DEVOURED (2012)

Editor’s Note: This was originally published for FANGORIA on September 2, 2014, and we’re proud to share it as part of The Gingold Files.


No one actually gets eaten in Devoured, but you may wind up gobbling your fingernails by the time Greg Olliver’s film is done. The movie takes its time getting to the scary stuff, but the wait is worth it—and compelling in its own right.

As much as a horror film—and certainly not the schlocky type suggested by its trailer—Devoured is a character study of a woman struggling against a world in which all odds, and other people, seem to be against her. Lourdes (Marta Milans) is a cleaning woman at a fancy downtown Manhattan bistro who sends every dollar she can back home to Mexico, where her young son Oliver is living with her mother and awaiting a desperately needed operation. She works hard and doesn’t plead for sympathy, and certainly doesn’t get it: her boss Kristen (Kara Jackson) is a domineering monster who’s getting it on with the chef, Billy (Tyler Hollinger), who nonetheless has no compunctions about getting handsy with Lourdes. She also has to deal with the occasional leering male customer, and the scary types she encounters on the subway while traveling to work in the pre-dawn hours. And if that wasn’t bad enough, the basement cooking/storage area may be haunted.

Olliver and screenwriter Marc Landau lay on the oppressive forces tormenting Lourdes a little thick, when her family situation, and especially Milans’ terrific performance, are more than enough to get us on her side. The Spanish-born actress, who’s done TV in both her home country and the U.S., brings a quiet power and raw yet controlled emotion to her first feature-film lead, conveying an inner strength that gets Lourdes through her sometimes miserable days. All is not completely bleak; she meets a nice guy, Frankie (Bruno Gunn), who gets off his shift just as she’s starting hers and starts joining her for before-hours coffee and breakfast. But at the same time, the signs that something supernatural is going on are getting stronger…

Or are they? Olliver and Landau cue us in by the half-hour mark that Lourdes has a fairly active imagination, and running shots of the restaurant’s closed-circuit video monitors suggest that certain things she sees are not actually there. It’s the time-honored scenario hinging on whether what Lourdes is seeing is real or all in her mind, and Devoured pulls it off because that question is secondary to the drama. What’s crucial is how Lourdes deals with it, and whether she will persevere in the face of her torment and hang onto her sanity. While doling out a few well-timed jolts, Olliver focuses most of the movie on emotional rather than visceral intensity, in which the potential for Lourdes’ mind to crumble is more unnerving than any specifically revealed ghost.

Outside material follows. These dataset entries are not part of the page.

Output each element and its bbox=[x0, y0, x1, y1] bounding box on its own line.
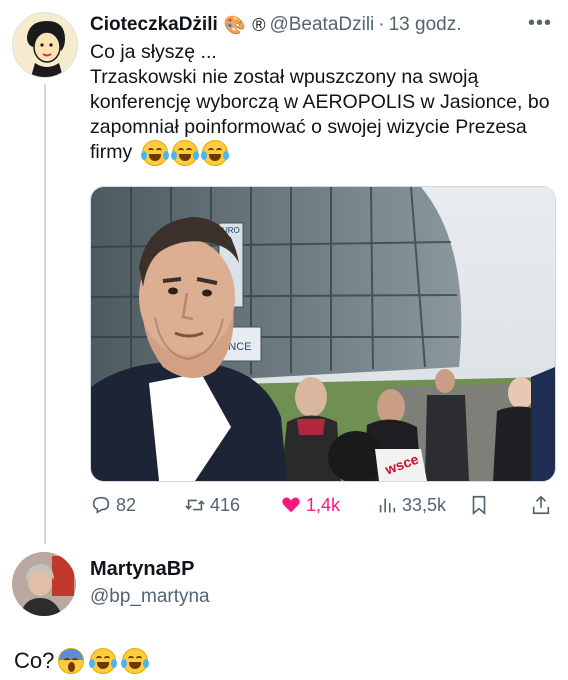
timestamp[interactable]: 13 godz. bbox=[389, 14, 462, 36]
avatar-image bbox=[12, 552, 76, 616]
emoji-laugh-4 bbox=[89, 648, 118, 674]
share-button[interactable] bbox=[530, 494, 556, 516]
separator: · bbox=[378, 14, 385, 35]
more-dots-icon[interactable]: ••• bbox=[528, 12, 552, 35]
reply-body: Co? bbox=[14, 648, 55, 673]
bookmark-button[interactable] bbox=[468, 494, 494, 516]
avatar[interactable] bbox=[12, 12, 78, 78]
emoji-laugh-5 bbox=[121, 648, 150, 674]
like-button[interactable]: 1,4k bbox=[280, 494, 340, 516]
tweet-media-image[interactable]: URO NA DANCE wsce bbox=[90, 186, 556, 482]
tweet-text: Co ja słyszę ... Trzaskowski nie został … bbox=[90, 40, 560, 166]
emoji-scream bbox=[58, 648, 85, 674]
reply-author-handle[interactable]: @bp_martyna bbox=[90, 586, 210, 608]
bookmark-icon bbox=[472, 495, 486, 516]
emoji-laugh-2 bbox=[170, 140, 199, 166]
author-name[interactable]: CioteczkaDżili bbox=[90, 14, 218, 36]
reply-author-name[interactable]: MartynaBP bbox=[90, 558, 194, 581]
avatar[interactable] bbox=[12, 552, 76, 616]
action-bar: 82 416 1,4k 33,5k bbox=[90, 494, 554, 522]
reply-icon bbox=[92, 496, 110, 514]
views-chart-icon bbox=[379, 498, 396, 513]
heart-filled-icon bbox=[282, 497, 300, 513]
registered-badge-icon: ® bbox=[252, 14, 266, 35]
palette-badge-icon: 🎨 bbox=[223, 14, 247, 35]
avatar-image bbox=[13, 13, 77, 77]
tweet-header: CioteczkaDżili 🎨 ® @BeataDzili · 13 godz… bbox=[90, 12, 462, 38]
media-photo: URO NA DANCE wsce bbox=[91, 187, 555, 481]
author-handle[interactable]: @BeataDzili bbox=[269, 14, 374, 36]
retweet-count: 416 bbox=[210, 494, 241, 515]
emoji-laugh-1 bbox=[140, 140, 169, 166]
reply-text: Co? bbox=[14, 648, 150, 674]
like-count: 1,4k bbox=[306, 494, 341, 515]
share-icon bbox=[532, 495, 550, 515]
retweet-button[interactable]: 416 bbox=[184, 494, 240, 516]
views-count: 33,5k bbox=[402, 494, 447, 515]
reply-button[interactable]: 82 bbox=[90, 494, 136, 516]
views-button[interactable]: 33,5k bbox=[376, 494, 446, 516]
thread-line bbox=[44, 84, 46, 544]
retweet-icon bbox=[185, 499, 205, 511]
emoji-laugh-3 bbox=[200, 140, 229, 166]
reply-count: 82 bbox=[116, 494, 137, 515]
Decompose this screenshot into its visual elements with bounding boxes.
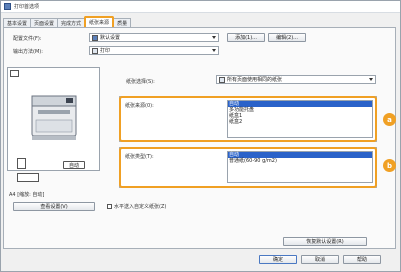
callout-a: a [383,113,396,126]
paper-selection-label: 纸张选择(S): [126,79,155,85]
paper-source-option-drawer-2[interactable]: 纸盒2 [228,119,372,125]
profile-label: 配置文件(F): [13,36,42,42]
horizontal-paper-label: 水平送入自定义纸张(Z) [114,204,167,210]
paper-type-label: 纸张类型(T): [125,154,154,160]
window-title: 打印首选项 [14,4,40,10]
tab-strip: 基本设置 页面设置 完成方式 纸张来源 质量 [3,16,132,27]
print-icon [92,47,98,54]
ok-button[interactable]: 确定 [259,255,297,264]
printer-preview [7,67,100,171]
horizontal-paper-checkbox[interactable] [107,204,112,209]
printer-image [31,95,77,140]
tab-quality[interactable]: 质量 [113,18,132,27]
edit-profile-button[interactable]: 编辑(2)... [268,33,306,42]
profile-dropdown[interactable]: 默认设置 [89,33,219,42]
view-settings-button[interactable]: 查看设置(V) [13,202,95,211]
paper-selection-value: 所有页面使用相同的纸张 [227,77,283,83]
output-method-value: 打印 [100,48,111,54]
printing-preferences-window: 打印首选项 基本设置 页面设置 完成方式 纸张来源 质量 配置文件(F): 默认… [0,0,401,272]
preview-caption: A4 [缩放: 自动] [9,192,45,198]
printer-app-icon [4,3,11,10]
chevron-down-icon [369,78,373,81]
add-profile-button[interactable]: 添加(1)... [227,33,265,42]
tab-basic-settings[interactable]: 基本设置 [3,18,32,27]
chevron-down-icon [212,36,216,39]
page-icon [17,158,26,169]
output-method-dropdown[interactable]: 打印 [89,46,219,55]
paper-type-option-plain[interactable]: 普通纸(60-90 g/m2) [228,158,372,164]
profile-value: 默认设置 [100,35,121,41]
chevron-down-icon [212,49,216,52]
tab-paper-source[interactable]: 纸张来源 [84,16,115,27]
help-button[interactable]: 帮助 [343,255,381,264]
restore-defaults-button[interactable]: 恢复默认设置(R) [283,237,367,246]
auto-button[interactable]: 自动 [63,161,85,169]
cancel-button[interactable]: 取消 [301,255,339,264]
callout-b: b [383,159,396,172]
profile-icon [92,34,98,41]
paper-stack-icon [219,76,225,83]
output-method-label: 输出方法(M): [13,49,43,55]
paper-type-list[interactable]: 自动 普通纸(60-90 g/m2) [227,151,373,183]
tab-page-setup[interactable]: 页面设置 [30,18,59,27]
paper-selection-dropdown[interactable]: 所有页面使用相同的纸张 [216,75,376,84]
tab-finishing[interactable]: 完成方式 [57,18,86,27]
page-layout-icon [10,70,19,77]
paper-source-label: 纸张来源(0): [125,103,154,109]
orientation-controls[interactable] [17,173,39,182]
title-bar: 打印首选项 [1,1,400,13]
paper-source-list[interactable]: 自动 多功能托盘 纸盒1 纸盒2 [227,100,373,138]
horizontal-paper-checkbox-row[interactable]: 水平送入自定义纸张(Z) [107,203,166,210]
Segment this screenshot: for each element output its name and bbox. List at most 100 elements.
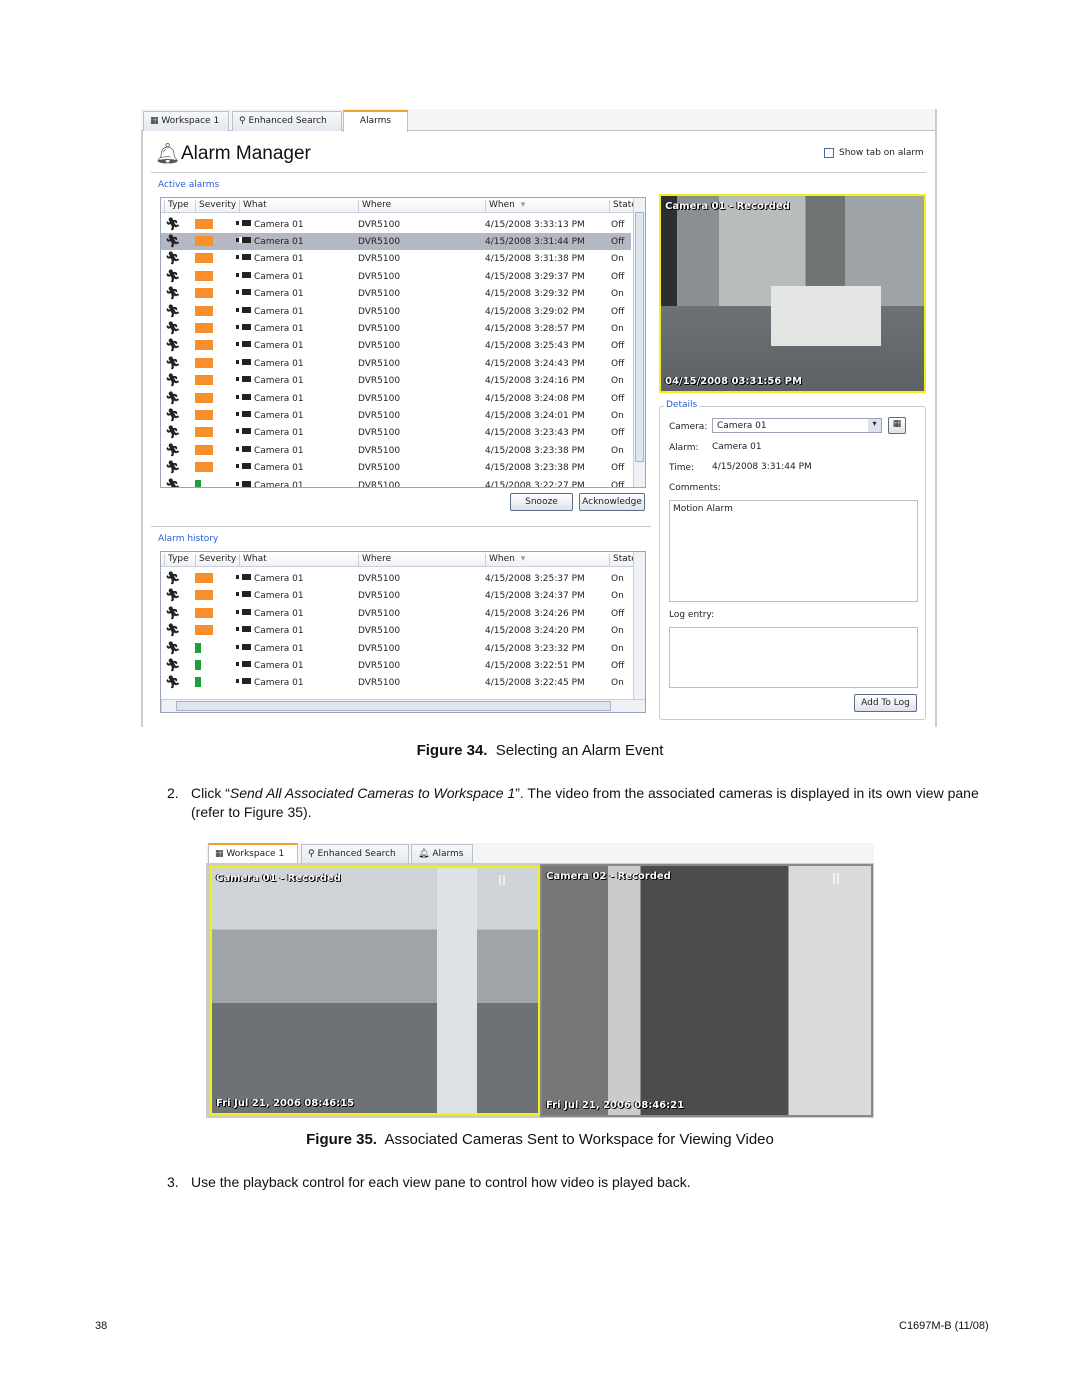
bell-icon: 🔔︎ xyxy=(155,141,181,165)
camera-icon xyxy=(239,306,251,313)
camera-icon xyxy=(239,411,251,417)
column-header[interactable]: Where xyxy=(358,554,391,566)
comments-textarea[interactable]: Motion Alarm xyxy=(669,500,918,602)
column-header[interactable]: What xyxy=(239,554,267,566)
tab-workspace-1[interactable]: ▦ Workspace 1 xyxy=(208,843,298,863)
table-row[interactable]: 🏃︎ Camera 01 DVR5100 4/15/2008 3:24:20 P… xyxy=(161,622,631,639)
show-tab-on-alarm-label: Show tab on alarm xyxy=(839,148,924,158)
motion-alarm-icon: 🏃︎ xyxy=(165,355,181,370)
vertical-scrollbar[interactable] xyxy=(633,552,645,700)
motion-alarm-icon: 🏃︎ xyxy=(165,217,181,231)
motion-alarm-icon: 🏃︎ xyxy=(165,658,181,672)
column-header[interactable]: When ▾ xyxy=(485,200,525,212)
table-row[interactable]: 🏃︎ Camera 01 DVR5100 4/15/2008 3:22:45 P… xyxy=(161,674,631,691)
table-row[interactable]: 🏃︎ Camera 01 DVR5100 4/15/2008 3:24:08 P… xyxy=(161,390,631,407)
severity-indicator xyxy=(195,375,213,386)
camera-icon xyxy=(239,376,251,383)
figure-35-caption: Figure 35. Associated Cameras Sent to Wo… xyxy=(306,1131,774,1148)
motion-alarm-icon: 🏃︎ xyxy=(165,571,181,585)
severity-indicator xyxy=(195,590,213,601)
horizontal-scrollbar[interactable] xyxy=(161,699,645,712)
camera-icon xyxy=(239,626,251,633)
add-to-log-button[interactable]: Add To Log xyxy=(854,694,917,712)
table-row[interactable]: 🏃︎ Camera 01 DVR5100 4/15/2008 3:31:44 P… xyxy=(161,233,631,250)
table-row[interactable]: 🏃︎ Camera 01 DVR5100 4/15/2008 3:25:37 P… xyxy=(161,570,631,587)
column-header[interactable]: When ▾ xyxy=(485,554,525,566)
camera-icon xyxy=(239,463,251,470)
severity-indicator xyxy=(195,677,201,688)
acknowledge-button[interactable]: Acknowledge xyxy=(579,493,645,511)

He and Landau aren’t all about making the viewing experience a complete downer, though, and they find time for telling, well-observed moments of humanity, as when Lourdes reuses a carelessly lost greeting card she finds in the restaurant to send to Oliver for his birthday. The director has a good eye for detail in general, zooming in tight on assorted foodstuffs being chopped and minced to establish the bistro as a place where things are ground up and consumed, and he and cinematographer Lyle Vincent (who went on to shoot the Elijah Wood productions Cooties and A Girl Walks Home Alone at Night) catch different kinds of sinister atmosphere in the basement and other threatening environments that make up Lourdes’ world. Carly Paradis’ ominous music and Rich Bologna’s jittery sound design also do a lot to immerse you in it.

After stirring up all kinds of psychological unease for the first hour or so, Devoured takes a dip into the more concretely horrific in the final act, when what’s really plaguing Lourdes is revealed. The change in emphasis is legitimately shocking rather than jarring, though, as it plays fair and pays off on clues that have been previously dropped, and the ultimate payoff is all the more horrifying for proceeding so logically from what has gone before. It’s the kind of conclusion that spurs the viewer to go back and see how it was all set up, and that—along with Milans’ performance—makes Devoured a movie worth watching more than once.